Department of Molecular Biology and Genetics, Center for Quantitative Genetics and Genomics, Aarhus University, Tjele, Denmark.
Wageningen University and Research, Animal Breeding and Genomics, Wageningen, The Netherlands.
Genet Sel Evol. 2018 Nov 20;50(1):62. doi: 10.1186/s12711-018-0432-8.
Availability of whole-genome sequence data for a large number of cattle and efficient imputation methodologies open a new opportunity to include rare and low-frequency variants (RLFV) in genomic prediction in dairy cattle. The objective of this study was to examine the impact of including RLFV that are within genes and selected from whole-genome sequence variants, on the reliability of genomic prediction for fertility, health and longevity in dairy cattle.
All genic RLFV with a minor allele frequency lower than 0.05 were extracted from imputed sequence data and subsets were created using different strategies. These subsets were subsequently combined with Illumina 50 k single nucleotide polymorphism (SNP) data and used for genomic prediction. Reliability of prediction obtained by using 50 k SNP data alone was used as reference value and absolute changes in reliabilities are referred to as changes in percentage points. Adding a component that included either all the genic or a subset of selected RLFV into the model in addition to the 50 k component changed the reliability of predictions by - 2.2 to 1.1%, i.e. hardly no change in reliability of prediction was found, regardless of how the RLFV were selected. In addition to these empirical analyses, a simulation study was performed to evaluate the potential impact of adding RLFV in the model on the reliability of prediction. Three sets of causal RLFV (containing 21,468, 1348 and 235 RLFV) that were randomly selected from different numbers of genes were generated and accounted for 10% additional genetic variance of the estimated variance explained by the 50 k SNPs. When genic RLFV based on mapping results were included in the prediction model, reliabilities improved by up to 4.0% and when the causal RLFV were included they improved by up to 6.8%.
Using selected RLFV from whole-genome sequence data had only a small impact on the empirical reliability of genomic prediction in dairy cattle. Our simulations revealed that for sequence data to bring a benefit, the key is to identify causal RLFV.

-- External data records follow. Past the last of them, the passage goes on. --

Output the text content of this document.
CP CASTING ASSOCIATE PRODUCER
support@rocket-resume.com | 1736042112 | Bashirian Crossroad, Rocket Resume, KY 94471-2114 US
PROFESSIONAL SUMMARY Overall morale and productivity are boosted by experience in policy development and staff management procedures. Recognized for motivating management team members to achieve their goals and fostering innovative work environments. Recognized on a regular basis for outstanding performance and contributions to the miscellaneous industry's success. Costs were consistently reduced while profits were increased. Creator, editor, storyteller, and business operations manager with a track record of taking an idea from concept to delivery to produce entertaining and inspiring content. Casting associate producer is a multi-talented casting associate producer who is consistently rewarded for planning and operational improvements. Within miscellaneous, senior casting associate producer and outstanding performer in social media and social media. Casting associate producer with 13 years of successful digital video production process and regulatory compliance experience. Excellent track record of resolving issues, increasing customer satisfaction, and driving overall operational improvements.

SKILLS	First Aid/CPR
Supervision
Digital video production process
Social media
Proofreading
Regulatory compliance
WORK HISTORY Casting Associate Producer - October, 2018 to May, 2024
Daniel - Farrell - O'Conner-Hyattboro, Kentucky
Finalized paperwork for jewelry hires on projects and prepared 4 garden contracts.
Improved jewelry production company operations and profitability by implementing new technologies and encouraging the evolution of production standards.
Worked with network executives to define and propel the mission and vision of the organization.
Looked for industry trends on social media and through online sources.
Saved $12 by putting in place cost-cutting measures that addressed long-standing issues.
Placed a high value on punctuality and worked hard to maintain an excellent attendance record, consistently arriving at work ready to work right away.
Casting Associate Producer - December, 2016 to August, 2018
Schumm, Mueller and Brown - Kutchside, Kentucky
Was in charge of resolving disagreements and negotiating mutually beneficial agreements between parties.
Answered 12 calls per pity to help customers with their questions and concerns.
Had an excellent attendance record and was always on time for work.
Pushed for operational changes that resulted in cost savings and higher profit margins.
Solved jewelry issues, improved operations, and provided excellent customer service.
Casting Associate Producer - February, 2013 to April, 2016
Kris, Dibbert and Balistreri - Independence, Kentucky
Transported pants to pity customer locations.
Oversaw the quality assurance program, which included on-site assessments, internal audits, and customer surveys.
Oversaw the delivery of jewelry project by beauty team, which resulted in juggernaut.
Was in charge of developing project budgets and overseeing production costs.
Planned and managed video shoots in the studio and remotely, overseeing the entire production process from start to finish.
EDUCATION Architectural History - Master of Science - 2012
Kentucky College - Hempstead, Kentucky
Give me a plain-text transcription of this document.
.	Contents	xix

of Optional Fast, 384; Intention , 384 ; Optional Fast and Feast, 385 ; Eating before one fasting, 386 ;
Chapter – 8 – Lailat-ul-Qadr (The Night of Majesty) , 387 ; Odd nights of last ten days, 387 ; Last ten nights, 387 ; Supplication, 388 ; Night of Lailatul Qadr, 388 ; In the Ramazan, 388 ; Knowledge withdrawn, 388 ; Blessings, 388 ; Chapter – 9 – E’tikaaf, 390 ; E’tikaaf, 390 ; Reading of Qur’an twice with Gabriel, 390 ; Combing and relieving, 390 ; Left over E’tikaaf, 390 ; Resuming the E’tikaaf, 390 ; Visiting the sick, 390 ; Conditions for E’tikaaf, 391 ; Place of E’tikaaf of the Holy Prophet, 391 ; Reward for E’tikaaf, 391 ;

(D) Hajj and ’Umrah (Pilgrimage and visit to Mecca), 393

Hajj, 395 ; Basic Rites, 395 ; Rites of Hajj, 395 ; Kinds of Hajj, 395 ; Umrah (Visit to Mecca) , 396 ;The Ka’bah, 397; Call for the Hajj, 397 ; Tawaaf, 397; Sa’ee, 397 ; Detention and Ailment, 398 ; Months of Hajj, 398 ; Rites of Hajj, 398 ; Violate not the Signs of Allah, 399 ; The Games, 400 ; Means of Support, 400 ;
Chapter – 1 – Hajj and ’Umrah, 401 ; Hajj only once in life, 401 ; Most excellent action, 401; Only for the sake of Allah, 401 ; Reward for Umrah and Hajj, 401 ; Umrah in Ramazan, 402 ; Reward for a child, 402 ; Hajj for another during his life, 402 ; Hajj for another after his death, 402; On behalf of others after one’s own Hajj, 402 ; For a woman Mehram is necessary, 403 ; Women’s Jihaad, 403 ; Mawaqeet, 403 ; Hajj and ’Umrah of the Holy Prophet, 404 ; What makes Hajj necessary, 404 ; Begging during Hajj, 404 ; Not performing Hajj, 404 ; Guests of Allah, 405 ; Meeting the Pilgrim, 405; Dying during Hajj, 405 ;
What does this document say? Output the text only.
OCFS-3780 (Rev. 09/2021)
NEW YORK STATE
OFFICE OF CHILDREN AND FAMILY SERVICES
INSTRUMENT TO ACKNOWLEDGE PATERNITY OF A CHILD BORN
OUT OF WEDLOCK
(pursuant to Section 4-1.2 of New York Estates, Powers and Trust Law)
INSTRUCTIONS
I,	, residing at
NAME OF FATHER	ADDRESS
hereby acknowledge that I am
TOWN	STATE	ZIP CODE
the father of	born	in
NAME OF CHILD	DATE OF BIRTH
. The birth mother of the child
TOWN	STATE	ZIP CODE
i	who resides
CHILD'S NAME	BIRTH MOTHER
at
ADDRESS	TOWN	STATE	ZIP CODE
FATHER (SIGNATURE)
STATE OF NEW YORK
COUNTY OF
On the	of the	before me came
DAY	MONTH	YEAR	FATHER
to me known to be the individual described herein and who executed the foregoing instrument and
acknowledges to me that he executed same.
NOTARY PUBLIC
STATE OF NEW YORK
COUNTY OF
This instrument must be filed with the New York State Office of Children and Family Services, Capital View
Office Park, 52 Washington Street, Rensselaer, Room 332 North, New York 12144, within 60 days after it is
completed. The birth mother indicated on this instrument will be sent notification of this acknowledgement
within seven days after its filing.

大量牛的全基因组序列数据的可用性和高效的插补方法为在奶牛基因组预测中纳入罕见和低频变异(RLFV)提供了新的机会。本研究的目的是检验在基因组预测奶牛的生育力、健康和寿命时纳入位于基因内和从全基因组序列变异中选择的 RLFV 的影响。
从已推断的序列数据中提取了所有频率低于 0.05 的基因内 RLFV,并使用不同策略创建了子集。这些子集随后与 Illumina 50k 单核苷酸多态性(SNP)数据结合,用于基因组预测。单独使用 50k SNP 数据获得的预测可靠性用作参考值,可靠性的绝对变化被称为百分点变化。在模型中添加除 50k 组件之外的包含所有基因或选择的 RLFV 子集的组件,将预测的可靠性改变了-2.2%至 1.1%,即几乎没有发现预测可靠性的变化,无论如何选择 RLFV。除了这些实证分析之外,还进行了一项模拟研究,以评估在模型中添加 RLFV 对预测可靠性的潜在影响。从不同数量的基因中随机选择了三个包含 21468、1348 和 235 个 RLFV 的因果 RLFV 集,并解释了 50kSNP 解释的估计方差的 10%额外遗传方差。当基于映射结果的基因内 RLFV 被包括在预测模型中时,可靠性提高了高达 4.0%,而当包括因果 RLFV 时,可靠性提高了高达 6.8%。
使用全基因组序列数据中的选择 RLFV 对奶牛基因组预测的经验可靠性仅有很小的影响。我们的模拟表明,为了使序列数据带来益处,关键是要识别因果 RLFV。